The system works by applying a series of sophisticated image conditioning tools to video content prior to its compression and distribution over any type of platform. Derived from high-end broadcast and digital cinema applications, these tools include noise reduction and motion-compensated de-interlacing and scaling, which convert video to the correct scanning format, picture size, and aspect ratio required by mobile devices and computer screens. It also ensures audio is properly synced with the video.

In a typical content chain Protus Ph.C would sit in front of an encoder. Joe Zaller, vice president of marketing at Snell & Wilcox says, “In this sense, it’s similar to our current line-up of Prefix compression pre-processing that sit in front of compression encoders at lots of cable and satellite head-ends today.”

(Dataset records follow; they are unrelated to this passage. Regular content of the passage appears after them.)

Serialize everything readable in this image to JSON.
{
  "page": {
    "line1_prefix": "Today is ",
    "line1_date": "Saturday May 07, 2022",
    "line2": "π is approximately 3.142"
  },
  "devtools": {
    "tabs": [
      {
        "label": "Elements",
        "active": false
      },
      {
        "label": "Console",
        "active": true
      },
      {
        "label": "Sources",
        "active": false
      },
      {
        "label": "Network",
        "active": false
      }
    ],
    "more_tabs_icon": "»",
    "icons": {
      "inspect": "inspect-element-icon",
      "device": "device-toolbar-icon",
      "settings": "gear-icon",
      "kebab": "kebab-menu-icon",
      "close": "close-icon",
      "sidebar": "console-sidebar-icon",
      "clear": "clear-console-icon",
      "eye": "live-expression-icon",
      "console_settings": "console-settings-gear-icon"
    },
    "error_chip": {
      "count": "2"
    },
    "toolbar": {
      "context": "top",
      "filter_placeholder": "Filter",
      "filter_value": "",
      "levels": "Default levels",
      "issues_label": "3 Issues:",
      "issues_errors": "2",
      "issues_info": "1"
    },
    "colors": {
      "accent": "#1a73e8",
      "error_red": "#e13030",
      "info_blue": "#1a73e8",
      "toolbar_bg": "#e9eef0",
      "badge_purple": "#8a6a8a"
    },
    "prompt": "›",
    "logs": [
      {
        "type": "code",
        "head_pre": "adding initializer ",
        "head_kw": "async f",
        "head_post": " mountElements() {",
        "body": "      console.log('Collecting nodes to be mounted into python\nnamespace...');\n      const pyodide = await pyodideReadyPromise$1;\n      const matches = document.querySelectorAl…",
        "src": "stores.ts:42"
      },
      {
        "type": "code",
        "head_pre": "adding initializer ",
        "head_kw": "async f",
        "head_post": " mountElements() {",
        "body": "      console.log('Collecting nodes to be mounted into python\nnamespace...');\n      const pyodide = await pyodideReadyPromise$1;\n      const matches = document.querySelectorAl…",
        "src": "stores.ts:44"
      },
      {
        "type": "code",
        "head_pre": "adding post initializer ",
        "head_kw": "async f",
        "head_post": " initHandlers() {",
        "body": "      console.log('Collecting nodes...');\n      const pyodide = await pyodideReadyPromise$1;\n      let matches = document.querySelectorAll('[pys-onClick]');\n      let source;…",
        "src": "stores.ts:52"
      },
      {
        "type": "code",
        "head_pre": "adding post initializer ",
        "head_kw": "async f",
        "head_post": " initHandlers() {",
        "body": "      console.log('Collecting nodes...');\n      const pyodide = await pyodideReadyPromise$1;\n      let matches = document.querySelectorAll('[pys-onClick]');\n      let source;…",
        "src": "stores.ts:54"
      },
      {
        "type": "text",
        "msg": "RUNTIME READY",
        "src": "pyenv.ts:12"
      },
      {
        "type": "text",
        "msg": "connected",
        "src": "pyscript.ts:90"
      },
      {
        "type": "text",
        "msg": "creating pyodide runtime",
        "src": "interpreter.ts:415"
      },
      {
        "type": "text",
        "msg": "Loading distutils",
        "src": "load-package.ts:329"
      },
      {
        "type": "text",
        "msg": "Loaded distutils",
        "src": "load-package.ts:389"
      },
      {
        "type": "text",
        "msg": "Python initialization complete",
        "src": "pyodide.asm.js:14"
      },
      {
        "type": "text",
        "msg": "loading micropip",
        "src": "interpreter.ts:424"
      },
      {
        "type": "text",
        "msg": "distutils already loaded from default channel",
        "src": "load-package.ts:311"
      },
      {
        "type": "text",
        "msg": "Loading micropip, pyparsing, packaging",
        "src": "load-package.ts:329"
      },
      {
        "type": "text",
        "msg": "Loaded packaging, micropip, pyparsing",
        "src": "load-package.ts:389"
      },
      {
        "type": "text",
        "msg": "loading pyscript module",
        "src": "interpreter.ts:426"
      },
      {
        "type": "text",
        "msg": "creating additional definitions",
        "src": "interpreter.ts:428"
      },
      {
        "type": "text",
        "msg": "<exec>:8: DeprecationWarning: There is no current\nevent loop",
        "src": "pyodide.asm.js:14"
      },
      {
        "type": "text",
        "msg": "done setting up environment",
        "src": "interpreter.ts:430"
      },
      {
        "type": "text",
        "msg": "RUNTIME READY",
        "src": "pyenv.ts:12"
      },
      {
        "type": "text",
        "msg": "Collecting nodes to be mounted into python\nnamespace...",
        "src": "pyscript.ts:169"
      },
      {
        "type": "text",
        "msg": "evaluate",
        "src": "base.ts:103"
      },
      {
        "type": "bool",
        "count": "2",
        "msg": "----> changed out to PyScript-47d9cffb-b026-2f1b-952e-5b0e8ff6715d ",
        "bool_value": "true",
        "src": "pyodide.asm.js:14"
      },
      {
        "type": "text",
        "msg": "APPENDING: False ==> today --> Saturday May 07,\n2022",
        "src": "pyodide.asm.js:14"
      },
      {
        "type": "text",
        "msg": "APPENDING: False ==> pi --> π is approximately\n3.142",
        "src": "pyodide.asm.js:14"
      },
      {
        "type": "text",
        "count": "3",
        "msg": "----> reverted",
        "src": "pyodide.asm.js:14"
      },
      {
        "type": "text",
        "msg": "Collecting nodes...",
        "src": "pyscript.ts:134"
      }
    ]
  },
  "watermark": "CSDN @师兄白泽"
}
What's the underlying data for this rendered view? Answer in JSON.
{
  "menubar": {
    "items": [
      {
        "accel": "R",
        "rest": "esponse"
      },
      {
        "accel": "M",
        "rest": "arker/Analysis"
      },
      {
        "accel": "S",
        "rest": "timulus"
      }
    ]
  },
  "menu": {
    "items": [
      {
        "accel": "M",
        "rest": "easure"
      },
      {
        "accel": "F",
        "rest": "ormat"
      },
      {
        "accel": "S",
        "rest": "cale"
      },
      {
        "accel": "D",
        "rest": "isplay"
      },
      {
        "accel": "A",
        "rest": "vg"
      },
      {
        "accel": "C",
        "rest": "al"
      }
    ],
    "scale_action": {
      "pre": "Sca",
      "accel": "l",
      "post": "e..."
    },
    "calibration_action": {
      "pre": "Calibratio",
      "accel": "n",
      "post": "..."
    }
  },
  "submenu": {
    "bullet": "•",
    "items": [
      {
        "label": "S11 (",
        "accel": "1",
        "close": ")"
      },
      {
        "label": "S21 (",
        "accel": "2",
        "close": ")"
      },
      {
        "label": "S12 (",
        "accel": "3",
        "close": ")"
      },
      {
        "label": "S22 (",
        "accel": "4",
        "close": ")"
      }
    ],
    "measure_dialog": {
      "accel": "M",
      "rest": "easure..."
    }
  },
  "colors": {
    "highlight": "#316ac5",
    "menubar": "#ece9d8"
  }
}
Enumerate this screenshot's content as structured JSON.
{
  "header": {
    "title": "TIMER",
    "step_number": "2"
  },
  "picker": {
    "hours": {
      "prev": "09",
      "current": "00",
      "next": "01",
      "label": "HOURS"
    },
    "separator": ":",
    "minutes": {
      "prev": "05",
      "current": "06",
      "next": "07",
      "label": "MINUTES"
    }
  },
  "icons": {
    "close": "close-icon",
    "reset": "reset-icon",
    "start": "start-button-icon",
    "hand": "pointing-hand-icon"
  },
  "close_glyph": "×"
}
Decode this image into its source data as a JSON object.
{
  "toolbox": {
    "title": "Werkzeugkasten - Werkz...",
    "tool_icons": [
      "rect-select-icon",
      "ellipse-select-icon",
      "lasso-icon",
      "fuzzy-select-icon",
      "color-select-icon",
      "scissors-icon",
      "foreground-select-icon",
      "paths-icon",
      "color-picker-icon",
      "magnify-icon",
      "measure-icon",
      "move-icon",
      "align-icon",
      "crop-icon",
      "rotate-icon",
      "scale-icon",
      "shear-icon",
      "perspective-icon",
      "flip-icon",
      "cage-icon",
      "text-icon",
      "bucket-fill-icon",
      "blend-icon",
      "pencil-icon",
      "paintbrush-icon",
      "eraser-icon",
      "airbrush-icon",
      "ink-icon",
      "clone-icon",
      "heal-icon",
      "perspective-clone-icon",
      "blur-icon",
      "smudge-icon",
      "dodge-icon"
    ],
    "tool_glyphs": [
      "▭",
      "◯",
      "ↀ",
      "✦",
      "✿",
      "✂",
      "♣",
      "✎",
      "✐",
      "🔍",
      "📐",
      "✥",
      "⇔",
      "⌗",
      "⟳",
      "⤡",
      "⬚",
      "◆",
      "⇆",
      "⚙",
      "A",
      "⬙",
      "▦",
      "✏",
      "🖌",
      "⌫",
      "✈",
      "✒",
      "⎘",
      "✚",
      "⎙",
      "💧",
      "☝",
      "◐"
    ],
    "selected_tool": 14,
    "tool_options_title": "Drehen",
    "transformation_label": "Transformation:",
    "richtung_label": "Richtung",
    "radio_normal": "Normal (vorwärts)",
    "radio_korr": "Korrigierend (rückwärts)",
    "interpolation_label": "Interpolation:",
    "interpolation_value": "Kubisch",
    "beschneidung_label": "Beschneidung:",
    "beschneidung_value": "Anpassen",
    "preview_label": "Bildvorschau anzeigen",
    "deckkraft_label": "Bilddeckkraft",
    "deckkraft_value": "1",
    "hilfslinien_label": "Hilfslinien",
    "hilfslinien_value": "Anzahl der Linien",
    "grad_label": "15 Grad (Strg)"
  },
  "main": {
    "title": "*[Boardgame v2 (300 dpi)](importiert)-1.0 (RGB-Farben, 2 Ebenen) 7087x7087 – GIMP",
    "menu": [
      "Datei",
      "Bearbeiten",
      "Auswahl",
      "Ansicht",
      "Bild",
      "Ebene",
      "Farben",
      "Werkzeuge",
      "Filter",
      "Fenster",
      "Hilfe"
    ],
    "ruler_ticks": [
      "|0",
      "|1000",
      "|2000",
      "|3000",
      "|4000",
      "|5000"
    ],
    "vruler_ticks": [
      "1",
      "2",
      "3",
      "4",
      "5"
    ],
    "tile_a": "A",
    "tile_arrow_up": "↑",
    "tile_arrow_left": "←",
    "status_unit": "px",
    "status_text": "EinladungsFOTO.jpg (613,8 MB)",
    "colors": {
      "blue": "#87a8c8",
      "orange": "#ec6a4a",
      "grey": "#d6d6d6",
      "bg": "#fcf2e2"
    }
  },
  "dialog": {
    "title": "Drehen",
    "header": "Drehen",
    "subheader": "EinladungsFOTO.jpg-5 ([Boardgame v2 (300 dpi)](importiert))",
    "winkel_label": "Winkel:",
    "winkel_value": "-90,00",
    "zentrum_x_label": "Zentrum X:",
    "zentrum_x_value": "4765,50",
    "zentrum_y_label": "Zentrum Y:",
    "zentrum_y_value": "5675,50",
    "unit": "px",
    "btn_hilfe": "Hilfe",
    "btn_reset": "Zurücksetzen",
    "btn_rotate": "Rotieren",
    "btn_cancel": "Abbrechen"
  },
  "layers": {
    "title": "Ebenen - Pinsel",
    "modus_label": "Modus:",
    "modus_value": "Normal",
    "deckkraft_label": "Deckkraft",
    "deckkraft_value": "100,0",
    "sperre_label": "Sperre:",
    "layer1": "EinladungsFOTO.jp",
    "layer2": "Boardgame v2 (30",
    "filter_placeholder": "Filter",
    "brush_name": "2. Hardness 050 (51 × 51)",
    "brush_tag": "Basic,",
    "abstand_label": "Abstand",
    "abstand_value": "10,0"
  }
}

Zaller adds that, like Prefix, Protus Ph.C incorporates powerful noise reduction (because noise and motion are both random and an encoder can’t easily distinguish between the two, clean images compress more efficiently than images with noise in them). But Protus Ph.C has a lot more in it than noise reduction.

“One of the most important things is motion compensated de-interlacing and scaling, using our Ph.C technology,” he says. “We’ve talked to dozens of broadcasters, aggregators, content owners, CDNs, mobile phone operators and big web portals, and they all say that de-interlacing and scaling is a huge issue.”

De-interlacing is even more important given that virtually every non-traditional (CRT) display is progressive. And the de-interlacing process also can’t introduce artifacts or lower the resolution.

“Artifacts are random events that have to be encoded and use up bits,” says Zaller. “And we’re talking about applications where bandwidth is already limited so every bit counts.”

For example, one common artifact on the streamed output is blurred and juddery motion due to dropped/repeated frames in the encoder.

“We’ve done tests with a broadcaster who is streaming sports content onto the web at about 225 kbit/sec and without Protus Ph.C they drop/repeat five frames out of every 10,” says Zaller. “With Protus Ph.C they did not drop any.”

Sportscasters looking to repurpose the same content for multiple platforms don’t necessarily need multiple Protus Ph.C boxes and can instead use the Snell & Wilcox iCR content repurposing workstation which uses Protus Ph.C as its “front-end” and then creates multiple outputs for multiple platforms concurrently using the Helios platform. Zaller adds that Protus Ph.C and Helios can work together or as stand-alone units.

“The unifying system is the iCR workstation which can use Protus Ph.C as its front end and Helios as its back-end,” he explains. “But it’s important to note that Protus Ph.C can be deployed as a stand-alone unit that can make any encoder perform better.